The researchers showed that low doses of the drug turned down the extra-synaptic excitability seen in Huntington’s but allowed normal synaptic transmission to continue—effectively promoting neuroprotective pathways over neurodegenerative ones.
But the dose is critical. “The authors showed that low-dose memantine increased aggregates and protected against striatal atrophy whereas a higher dose reduced aggregates and increased it,” says M. Flint Beal, a neuroscientist specializing in neurodegenerative disease at the Weill Medical College of Cornell University and a member of the Dana Alliance for Brain Initiatives. “This work fits nicely with many observations made previously and provides further evidence that excitotoxicity plays a role in Huntington’s pathogenesis.”

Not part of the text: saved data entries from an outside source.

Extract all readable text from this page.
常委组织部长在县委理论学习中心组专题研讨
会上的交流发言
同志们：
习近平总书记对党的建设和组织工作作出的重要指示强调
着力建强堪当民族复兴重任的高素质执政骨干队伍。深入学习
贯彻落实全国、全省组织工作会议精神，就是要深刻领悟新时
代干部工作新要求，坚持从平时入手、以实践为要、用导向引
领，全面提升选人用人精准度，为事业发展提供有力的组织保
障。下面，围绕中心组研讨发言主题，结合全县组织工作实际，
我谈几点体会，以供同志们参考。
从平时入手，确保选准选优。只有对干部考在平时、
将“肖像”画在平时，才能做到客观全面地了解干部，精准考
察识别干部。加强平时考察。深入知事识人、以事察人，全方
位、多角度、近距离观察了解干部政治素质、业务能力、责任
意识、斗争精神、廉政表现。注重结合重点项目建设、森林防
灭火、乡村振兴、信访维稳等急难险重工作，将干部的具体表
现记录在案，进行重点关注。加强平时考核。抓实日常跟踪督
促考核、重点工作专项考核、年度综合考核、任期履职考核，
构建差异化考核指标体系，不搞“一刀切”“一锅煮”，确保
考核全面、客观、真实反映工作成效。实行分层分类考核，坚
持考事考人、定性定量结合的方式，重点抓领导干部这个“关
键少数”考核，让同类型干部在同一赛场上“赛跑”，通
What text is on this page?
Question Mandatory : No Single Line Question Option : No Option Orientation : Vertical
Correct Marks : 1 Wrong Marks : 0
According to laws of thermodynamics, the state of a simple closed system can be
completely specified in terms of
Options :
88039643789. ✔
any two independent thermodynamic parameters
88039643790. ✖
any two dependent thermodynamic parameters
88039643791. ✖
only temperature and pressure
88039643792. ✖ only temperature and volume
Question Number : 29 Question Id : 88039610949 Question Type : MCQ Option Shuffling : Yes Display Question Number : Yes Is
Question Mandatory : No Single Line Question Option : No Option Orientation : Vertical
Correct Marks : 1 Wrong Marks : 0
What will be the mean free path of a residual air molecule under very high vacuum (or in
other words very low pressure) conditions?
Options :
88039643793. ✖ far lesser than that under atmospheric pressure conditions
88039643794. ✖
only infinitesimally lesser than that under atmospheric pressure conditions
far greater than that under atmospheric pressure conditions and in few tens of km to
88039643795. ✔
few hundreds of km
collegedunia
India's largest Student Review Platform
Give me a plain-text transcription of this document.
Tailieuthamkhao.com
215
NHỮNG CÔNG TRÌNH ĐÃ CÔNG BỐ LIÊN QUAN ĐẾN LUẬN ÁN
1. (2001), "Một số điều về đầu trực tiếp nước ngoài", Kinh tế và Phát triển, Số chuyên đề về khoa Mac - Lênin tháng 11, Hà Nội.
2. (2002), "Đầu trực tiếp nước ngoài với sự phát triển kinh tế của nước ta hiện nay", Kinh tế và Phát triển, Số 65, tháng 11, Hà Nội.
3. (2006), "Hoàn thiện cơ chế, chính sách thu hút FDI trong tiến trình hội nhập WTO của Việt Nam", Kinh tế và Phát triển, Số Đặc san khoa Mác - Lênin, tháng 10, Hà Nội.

A potential target for other diseases
So far, treatments for Huntington’s remain limited to treating the symptoms, which begin with clumsiness, progress to jerky, uncontrollable movements consistent neuronal loss, and end in early death.
“Right now we can only treat the disease symptomatically,” Hayden says. “A patient has symptoms, maybe problems with movement or some kind of psychiatric disturbance, and we treat them piecemeal. There is nothing to change the course of the illness—to halt it or even just slow it down.”
Memantine may offer new promise for a more effective Huntington’s treatment or even a cure. Between the Nature Medicine study and promising data from small trials, Hayden and Lipton say they are building a case for setting up a large clinical trial of the drug.
Meanwhile, the new insights into the NMDA receptor’s dual roles might help scientists develop tests and treatments for other neurodegenerative disorders.
“NMDA receptors could represent a common target. It’s likely that what helps us in Huntington’s can also help us with other diseases,” Hayden says.
“It’s hard to predict who gets Alzheimer’s but it’s easy to predict who gets Huntington’s disease with a simple blood test. And a target like the NMDA receptor may offer us an opportunity to turn predictive medicine in Huntington’s into preventive medicine for other neurodegenerative diseases.”